We use the Keras Tokenizer class to tokenize the text data in our dataset. We convert each tweet's text into a sequence of integers, where each integer represents a unique word in the vocabulary. The Tokenizer also takes care of lowercasing, removing punctuation, and handling out-of-vocabulary words.

We defined our vocabulary to use all the unique words in "content", this was because we didn't want to lose any data as we thought this would also generalize our model better overall. Although this will increase the complexity of our model, and one could also argue that mispellings and grammatical errors can lead to an incorrect classification; we believe that grammatical errors and slang are common ways of emotional expression online. For example, if a user tweets GAAAAAHHHH, that probably means they're very upset versus someone who tweets GAH which may indicate surprise.

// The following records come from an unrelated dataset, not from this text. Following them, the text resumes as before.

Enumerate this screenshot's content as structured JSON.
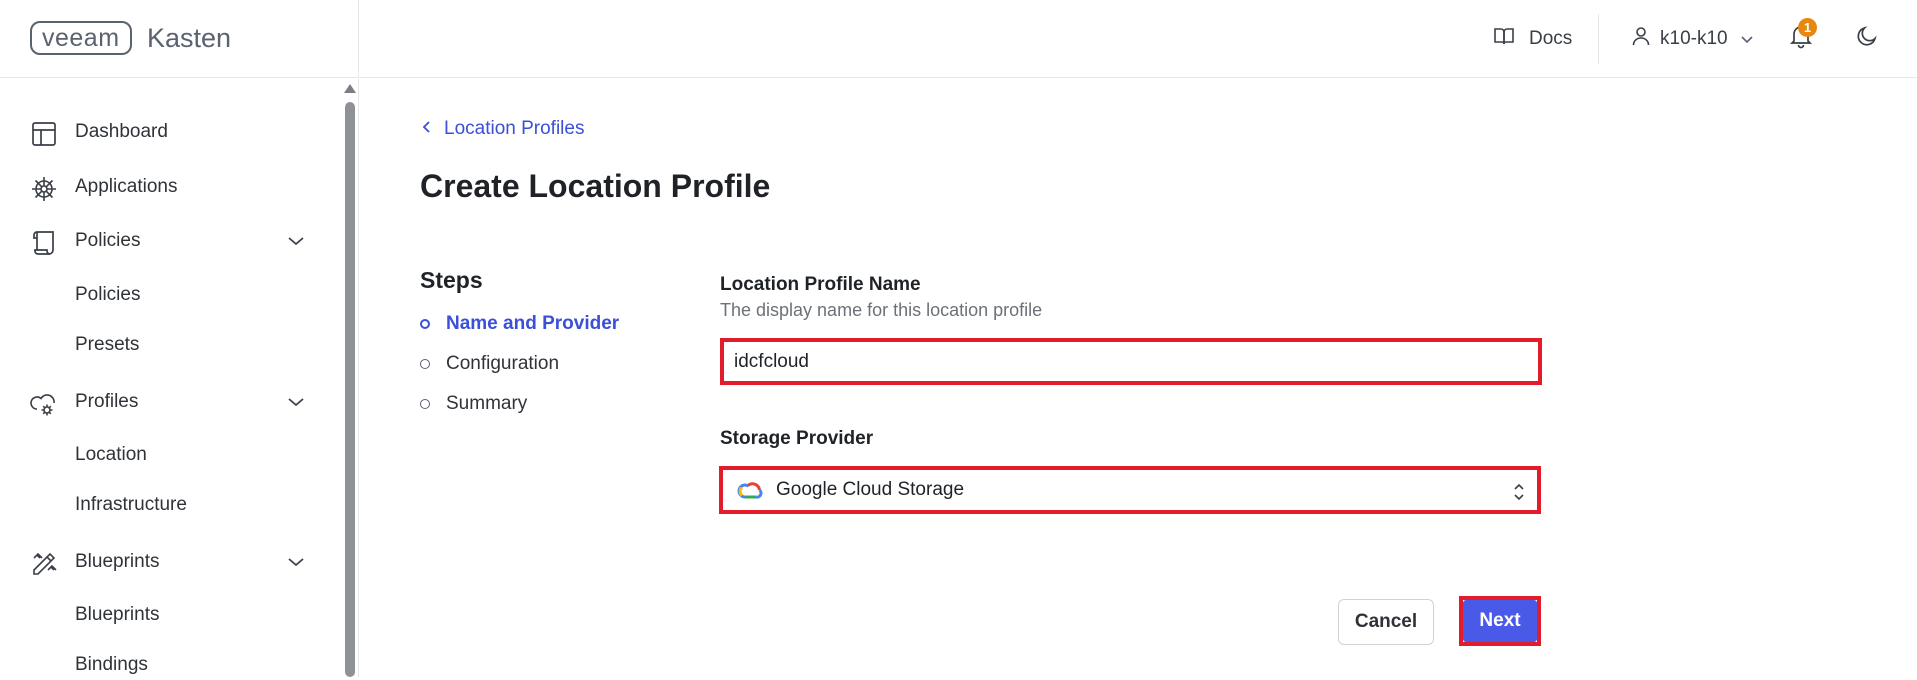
{
  "header": {
    "logo_left": "veeam",
    "logo_right": "Kasten",
    "docs_label": "Docs",
    "user_label": "k10-k10",
    "notification_count": "1"
  },
  "sidebar": {
    "items": [
      {
        "label": "Dashboard",
        "icon": "dashboard-icon"
      },
      {
        "label": "Applications",
        "icon": "helm-icon"
      },
      {
        "label": "Policies",
        "icon": "scroll-icon",
        "expanded": true,
        "children": [
          "Policies",
          "Presets"
        ]
      },
      {
        "label": "Profiles",
        "icon": "cloud-gear-icon",
        "expanded": true,
        "children": [
          "Location",
          "Infrastructure"
        ]
      },
      {
        "label": "Blueprints",
        "icon": "pencil-ruler-icon",
        "expanded": true,
        "children": [
          "Blueprints",
          "Bindings"
        ]
      }
    ]
  },
  "main": {
    "breadcrumb": "Location Profiles",
    "title": "Create Location Profile",
    "steps_title": "Steps",
    "steps": [
      {
        "label": "Name and Provider",
        "active": true
      },
      {
        "label": "Configuration",
        "active": false
      },
      {
        "label": "Summary",
        "active": false
      }
    ],
    "name_field": {
      "label": "Location Profile Name",
      "help": "The display name for this location profile",
      "value": "idcfcloud"
    },
    "provider_field": {
      "label": "Storage Provider",
      "value": "Google Cloud Storage"
    },
    "cancel_label": "Cancel",
    "next_label": "Next"
  },
  "colors": {
    "accent": "#3b4fd9",
    "button_primary": "#4a5ae8",
    "highlight_border": "#e11d2c",
    "badge": "#e8870e"
  }
}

We decided to keep the length of each sequence to the longest individual sequence by using padding, as this'll help us capture the maximum amount of input for sentiment analysis.


#### Evaluation Metrics

For evaluation, we decided to rely on the F1 score, precision, recall, and accuracy. This is because we are performing a classification task on sequences to predict sentiment. Precision is important because it helps us guage the our models True positive predictiveness, and recall helps us identify the number of positive instances correctly identified out of the total amount of positive cases. In our specific case, recall is important because it'll tell us the ratio of how much our classifier was able to identify correct sentiment, like happiness, out the all of the happiness records. Precision will tell us if our evaluation of sentiment was correct.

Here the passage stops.